Guidelines on Design Criteria for Concrete Gravity Dams (September 2013)


CGD coverWithin about ten years of the 1991 edition of the ANCOLD Guidelines on Design Criteria for Concrete Gravity Dams being published the Limit State design approach it proposed fell out of favour with Australian dam engineers.  The ANCOLD Executive recognised this situation and resolved that the Guidelines be revised to reflect the preferred design approach amongst Australian dam engineers.  A Working Group and a separate Expert Review Panel were formed in 2005 to review the Guidelines with the intention of preparing a document that was not only more in line with the current thinking but would also be widely adopted and used by practicing dam engineers.
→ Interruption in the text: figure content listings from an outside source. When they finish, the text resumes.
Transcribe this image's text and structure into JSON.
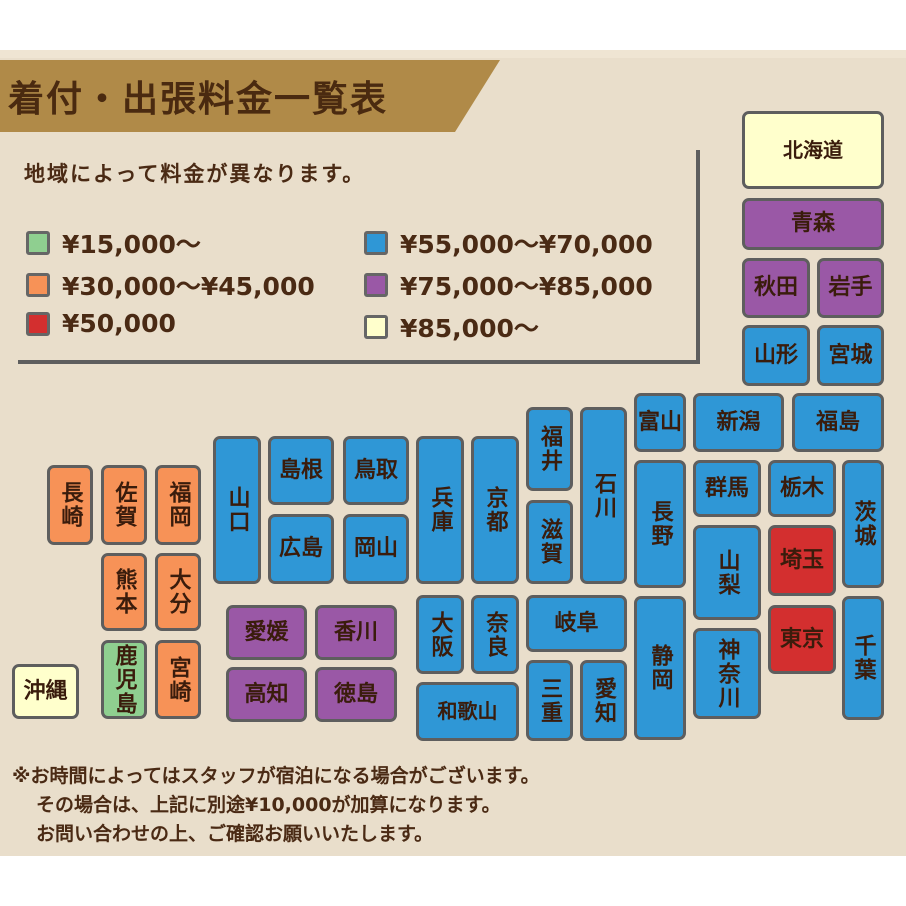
{
  "title": "着付・出張料金一覧表",
  "legend": {
    "note": "地域によって料金が異なります。",
    "items": [
      {
        "label": "¥15,000〜",
        "color": "#8fcf90"
      },
      {
        "label": "¥30,000〜¥45,000",
        "color": "#f79257"
      },
      {
        "label": "¥50,000",
        "color": "#d32f2f"
      },
      {
        "label": "¥55,000〜¥70,000",
        "color": "#2f97d6"
      },
      {
        "label": "¥75,000〜¥85,000",
        "color": "#9a58a6"
      },
      {
        "label": "¥85,000〜",
        "color": "#ffffcc"
      }
    ]
  },
  "prefectures": [
    {
      "name": "北海道",
      "tier": 5
    },
    {
      "name": "青森",
      "tier": 4
    },
    {
      "name": "秋田",
      "tier": 4
    },
    {
      "name": "岩手",
      "tier": 4
    },
    {
      "name": "山形",
      "tier": 3
    },
    {
      "name": "宮城",
      "tier": 3
    },
    {
      "name": "富山",
      "tier": 3
    },
    {
      "name": "新潟",
      "tier": 3
    },
    {
      "name": "福島",
      "tier": 3
    },
    {
      "name": "長野",
      "tier": 3
    },
    {
      "name": "群馬",
      "tier": 3
    },
    {
      "name": "栃木",
      "tier": 3
    },
    {
      "name": "茨城",
      "tier": 3
    },
    {
      "name": "山梨",
      "tier": 3
    },
    {
      "name": "埼玉",
      "tier": 2
    },
    {
      "name": "静岡",
      "tier": 3
    },
    {
      "name": "神奈川",
      "tier": 3
    },
    {
      "name": "東京",
      "tier": 2
    },
    {
      "name": "千葉",
      "tier": 3
    },
    {
      "name": "福井",
      "tier": 3
    },
    {
      "name": "石川",
      "tier": 3
    },
    {
      "name": "滋賀",
      "tier": 3
    },
    {
      "name": "兵庫",
      "tier": 3
    },
    {
      "name": "京都",
      "tier": 3
    },
    {
      "name": "大阪",
      "tier": 3
    },
    {
      "name": "奈良",
      "tier": 3
    },
    {
      "name": "和歌山",
      "tier": 3
    },
    {
      "name": "岐阜",
      "tier": 3
    },
    {
      "name": "三重",
      "tier": 3
    },
    {
      "name": "愛知",
      "tier": 3
    },
    {
      "name": "山口",
      "tier": 3
    },
    {
      "name": "島根",
      "tier": 3
    },
    {
      "name": "鳥取",
      "tier": 3
    },
    {
      "name": "広島",
      "tier": 3
    },
    {
      "name": "岡山",
      "tier": 3
    },
    {
      "name": "愛媛",
      "tier": 4
    },
    {
      "name": "香川",
      "tier": 4
    },
    {
      "name": "高知",
      "tier": 4
    },
    {
      "name": "徳島",
      "tier": 4
    },
    {
      "name": "長崎",
      "tier": 1
    },
    {
      "name": "佐賀",
      "tier": 1
    },
    {
      "name": "福岡",
      "tier": 1
    },
    {
      "name": "熊本",
      "tier": 1
    },
    {
      "name": "大分",
      "tier": 1
    },
    {
      "name": "鹿児島",
      "tier": 0
    },
    {
      "name": "宮崎",
      "tier": 1
    },
    {
      "name": "沖縄",
      "tier": 5
    }
  ],
  "footer": [
    "※お時間によってはスタッフが宿泊になる場合がございます。",
    "その場合は、上記に別途¥10,000が加算になります。",
    "お問い合わせの上、ご確認お願いいたします。"
  ]
}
It has not been an easy task for the Working Group and the Expert Review Panel.  Although the working stress method, with associated Factors of Safety, approach was agreed amongst the team, it took considerable time and effort to reach consensus on the details, in particular chapters four through to six.  The issue that took most effort to resolve was how the Factors of Safety relate to the level of certainty of the inputs, including knowledge of the foundations, loads, strength of materials and assumed mechanically feasible failure surfaces.  The notes to Table 6.4.1 and the discussion in Appendix A highlight this issue.

One thing the drafting team agreed on early, and unanimously, was the importance of the concrete gravity dam design team having a thorough understanding of the foundation conditions, the development of a detailed geological model of the foundations and an understanding of the kinematically feasible failure mechanisms. In keeping with this principle, this revision of the guidelines has the section on foundations at the front of the document.  There is a strong recommendation that the design team has expertise covering foundation geology and rock mechanics as well as the dam engineer.

These Guidelines provide a basis for design of concrete gravity dams in most situations. However, they require that the user will be a professional dam engineer with significant experience who is able to use sound engineering judgement in the application of the guidelines. It is recommended that less experienced dam engineers using these guidelines do so under the advice and guidance of an experienced dam engineer. It is the dam engineer who is responsible for the design.

On behalf of ANCOLD I would like to thank the members of the working group and all the other contributors that persevered in developing and bringing these Guidelines to fruition. They will be of great assistance to dam engineering professionals both within Australia and internationally.